Hot Stove Takes: Luis Severino Signing Marks an Abrupt, Calculated Shift for A’s
This piece is part of our Hot Stove Takes series, where staff members give quick reactions to the latest notable MLB transactions.
Stephanie Apstein: At first glance, this feels like a lot of money! Incredibly, Luis Severino's three-year, $67 million deal marks the largest contract in franchise history, narrowly outpacing the six years and $66 million extension Eric Chavez signed in 2004 and more than doubling the previous high for a free agent, Billy Butler's three years for $30 million from ’15. It well outpaces the three years, $51 million MLB Trade Rumors, which tends to be good at this sort of thing, predicted Severino would get.
But if you look closely, you can see the logic. The Oakland A’s believe their young position player core, headlined by catcher Shea Langeliers and right fielder Lawrence Butler, is rounding into form. The AL West is likely to be softer than ever before, as the Houston Astros almost certainly lose star third baseman Alex Bregman. You have to squint to see it, but there's a window.
And if you're going to ask a major leaguer to play in a minor league stadium, you're going to have to overpay. I can't believe I'm saying this, but good on owner John Fisher for shelling out some money here to try to improve his roster.
VERDUCCI: Luis Severino Signing Reflects Sudden Pressure Surrounding A’s
Emma Baccellieri: First: Severino was clearly right to decline the qualifying offer from the New York Mets. He ended up with a contract here that beat nearly all of the public mainstream projections. Second: The … A’s? The putatively-soon-to-be Las Vegas A’s formerly of Oakland and currently of Sacramento? Those A’s? This is the largest guaranteed contract in the history of the franchise. (It just beats out a four-year, $66-million extension with Chavez from 2004. Yes, that’s right, it’s been two decades since the club spent this kind of money.)
There was just one player on the A’s roster last season to earn more than $3 million. (That was Ross Stripling, acquired in a trade with the San Francisco Giants, and even he did not earn more than $10 million.) Severino’s deal has an average yearly value of just over $22 million.
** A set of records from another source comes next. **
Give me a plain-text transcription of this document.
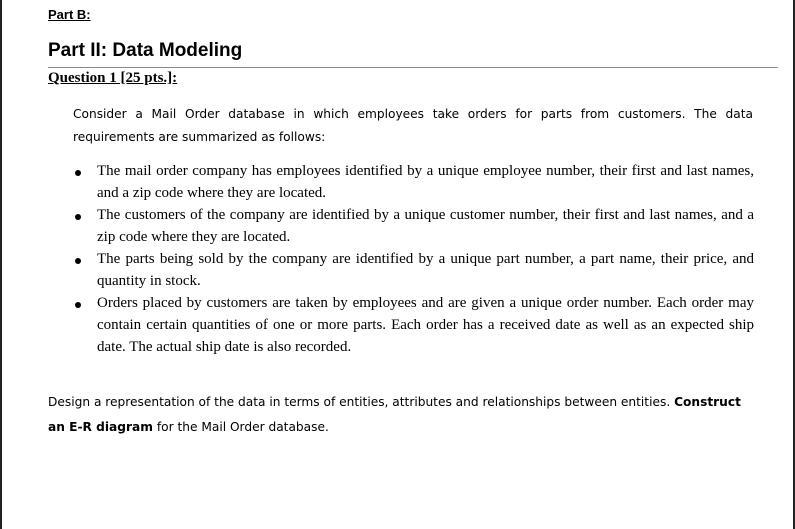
Part B:
Part II: Data Modeling
Question 1 [25 pts.]:

Consider a Mail Order database in which employees take orders for parts from customers. The data requirements are summarized as follows:

The mail order company has employees identified by a unique employee number, their first and last names, and a zip code where they are located.
The customers of the company are identified by a unique customer number, their first and last names, and a zip code where they are located.
The parts being sold by the company are identified by a unique part number, a part name, their price, and quantity in stock.
Orders placed by customers are taken by employees and are given a unique order number. Each order may contain certain quantities of one or more parts. Each order has a received date as well as an expected ship date. The actual ship date is also recorded.

Design a representation of the data in terms of entities, attributes and relationships between entities. Construct an E-R diagram for the Mail Order database.
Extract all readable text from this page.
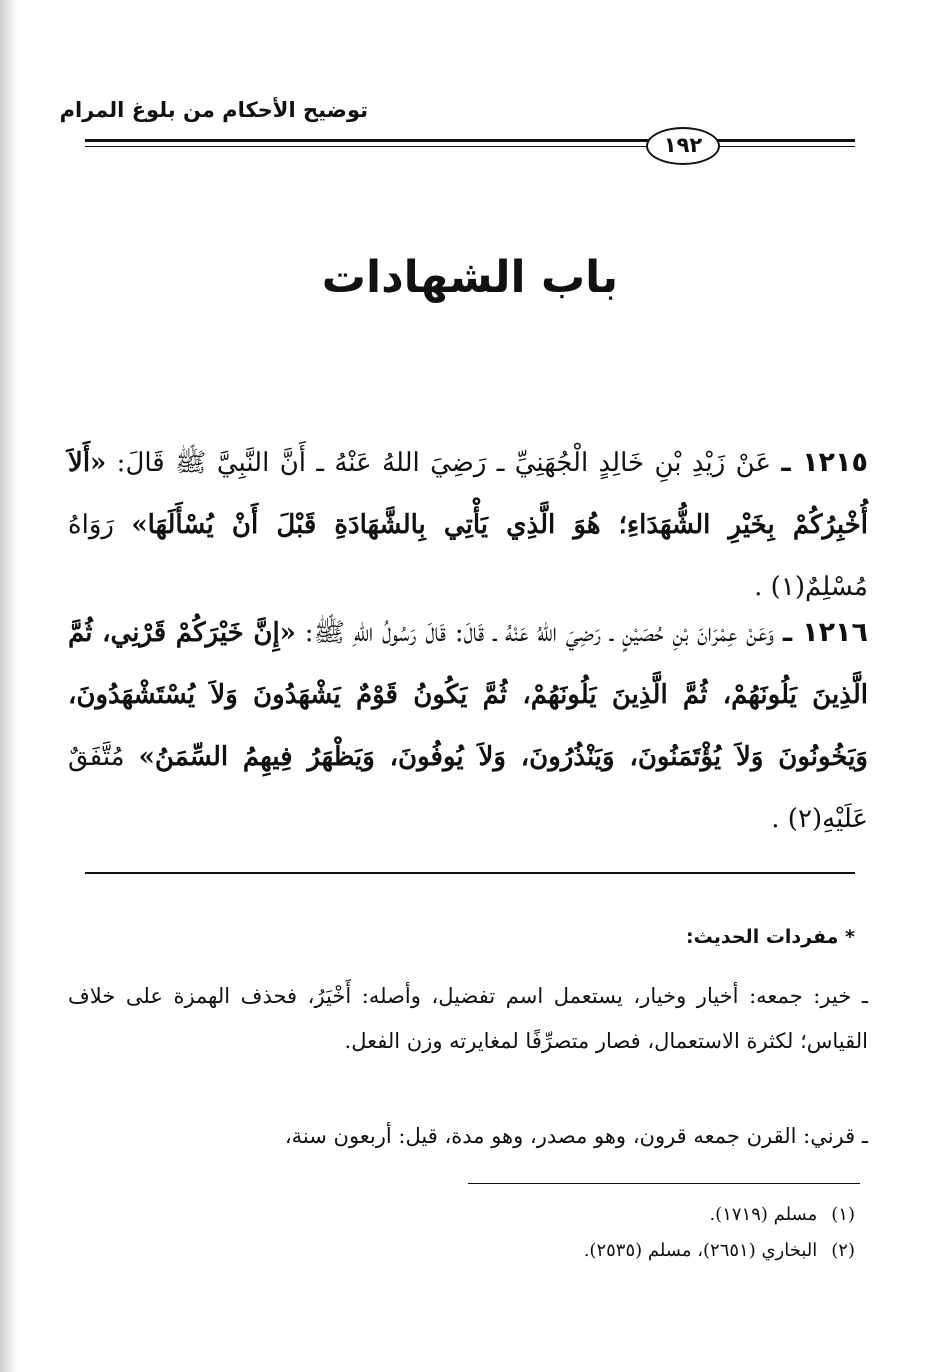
توضيح الأحكام من بلوغ المرام
١٩٢
باب الشهادات
١٢١٥ ـ عَنْ زَيْدِ بْنِ خَالِدٍ الْجُهَنِيِّ ـ رَضِيَ اللهُ عَنْهُ ـ أَنَّ النَّبِيَّ ﷺ قَالَ: «أَلاَ أُخْبِرُكُمْ بِخَيْرِ الشُّهَدَاءِ؛ هُوَ الَّذِي يَأْتِي بِالشَّهَادَةِ قَبْلَ أَنْ يُسْأَلَهَا» رَوَاهُ مُسْلِمٌ(١) .
١٢١٦ ـ وَعَنْ عِمْرَانَ بْنِ حُصَيْنٍ ـ رَضِيَ اللهُ عَنْهُ ـ قَالَ: قَالَ رَسُولُ اللهِ ﷺ: «إِنَّ خَيْرَكُمْ قَرْنِي، ثُمَّ الَّذِينَ يَلُونَهُمْ، ثُمَّ الَّذِينَ يَلُونَهُمْ، ثُمَّ يَكُونُ قَوْمٌ يَشْهَدُونَ وَلاَ يُسْتَشْهَدُونَ، وَيَخُونُونَ وَلاَ يُؤْتَمَنُونَ، وَيَنْذُرُونَ، وَلاَ يُوفُونَ، وَيَظْهَرُ فِيهِمُ السِّمَنُ» مُتَّفَقٌ عَلَيْهِ(٢) .
* مفردات الحديث:
ـ خير: جمعه: أخيار وخيار، يستعمل اسم تفضيل، وأصله: أَخْيَرُ، فحذف الهمزة على خلاف القياس؛ لكثرة الاستعمال، فصار متصرِّفًا لمغايرته وزن الفعل.
ـ قرني: القرن جمعه قرون، وهو مصدر، وهو مدة، قيل: أربعون سنة،
(١)مسلم (١٧١٩).
(٢)البخاري (٢٦٥١)، مسلم (٢٥٣٥).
That’s how drastic a shift this signing is for the A’s.
This does fill a clear need here. The A’s could badly use some competent starting pitching, and they should get that from the soon-to-be 31-year-old Severino, who is fresh off a solid rebound campaign. (This was his first season pitching more than 110 innings since 2018.) At the very least, Severino can offer stability and a veteran presence on a club that has very little of either.
But the A’s have lots of needs to fill—as they have for years!—and suddenly paying up to address this specific one in such a big way is puzzling. And that’s putting it lightly.
Will Laws: Signing Severino (our No. 27-ranked free agent) makes the A’s MLB’s third-highest spending team thus far this offseason, behind the Los Angeles Dodgers and ... the Los Angeles Angels? It looks like the AL West’s bottom feeders are gearing up to return to respectability in light of disappointing campaigns from the three teams above them, as 88 wins proved enough to win the division this year.
More cynically, however, this also seems like Fisher needed to show some sign of upward mobility to key stakeholders in Las Vegas, where ground has yet to be broken on the team’s proposed stadium on the Strip. In related news, a major hurdle was cleared Thursday to allow progress on that front.
It’s encouraging that Fisher appears primed to spend more money to improve what’s been an embarrassing on-field product for the last three seasons. But it also must feel like a slap in the face to the team’s Oakland fan base that he was only willing to do so after leaving them scrapping for literal dirt.